As production begins to increase, the National Oil Corporation (NOC) has announced aims to reach an output of 2.1 million bpd within the next three years. Nevertheless, the sector will have to invest heavily in its infrastructure to ensure this goal can be met.
In mid-January, there was a decrease in the production of 200,000 bpd as a 60-year-old pipeline needed to be shut down for maintenance. This is just the tip of the iceberg, with aging and war-torn infrastructure presenting a long-term challenge for the industry’s recovery.
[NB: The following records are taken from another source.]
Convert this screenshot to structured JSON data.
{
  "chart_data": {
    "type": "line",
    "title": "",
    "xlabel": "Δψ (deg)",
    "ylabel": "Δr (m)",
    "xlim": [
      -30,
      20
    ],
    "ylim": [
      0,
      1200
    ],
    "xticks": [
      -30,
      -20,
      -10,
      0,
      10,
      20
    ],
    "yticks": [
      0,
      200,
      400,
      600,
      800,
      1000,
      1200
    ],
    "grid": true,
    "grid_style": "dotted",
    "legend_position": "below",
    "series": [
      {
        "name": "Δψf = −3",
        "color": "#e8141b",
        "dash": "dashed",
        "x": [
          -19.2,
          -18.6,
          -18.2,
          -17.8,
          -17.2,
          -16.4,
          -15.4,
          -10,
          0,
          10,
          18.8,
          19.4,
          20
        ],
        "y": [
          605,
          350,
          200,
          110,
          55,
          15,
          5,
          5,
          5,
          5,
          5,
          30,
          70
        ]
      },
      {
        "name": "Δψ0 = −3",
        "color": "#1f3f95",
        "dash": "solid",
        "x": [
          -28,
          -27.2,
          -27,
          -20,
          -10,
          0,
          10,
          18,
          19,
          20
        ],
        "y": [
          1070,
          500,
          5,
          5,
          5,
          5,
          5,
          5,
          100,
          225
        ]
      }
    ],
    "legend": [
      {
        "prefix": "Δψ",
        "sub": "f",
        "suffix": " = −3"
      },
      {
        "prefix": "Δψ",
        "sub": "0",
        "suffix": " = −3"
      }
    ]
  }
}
Following blockades that dramatically obstructed the country’s oil production and exportation, the current situation seems stable. But the potential for further blockades of important oil sites continues to pose a threat to production. To avoid this, a clear plan for revenue sharing must be at the top of the government and NOC’s agenda.
In terms of regional stability, Libya does not fall under the same quota restrictions as other OPEC members, meaning that the organization will have to monitor Libya’s output to ensure it does not negatively impact the price of oil due to overproduction.
The potential need to curb production to contend with the reduced demand for oil across the globe, as lockdowns and greater pandemic restrictions continue to be put in place, could delay Libya’s aims to become a major player in energy once again.
Yet, revenue reports by the NOC of $1.115 billion for December offer promise to a sector that has been hard-hit by war, political instability, and, more recently, the Covid-19 pandemic.
Until a long-term peace deal is achieved, the uncertainty surrounding the political future of Libya continues to threaten several of its major industries and its economy as a whole. However, as its recent output shows, the reserves and infrastructure are still viable; meaning Libya could yet become a major contender in the world of oil once more.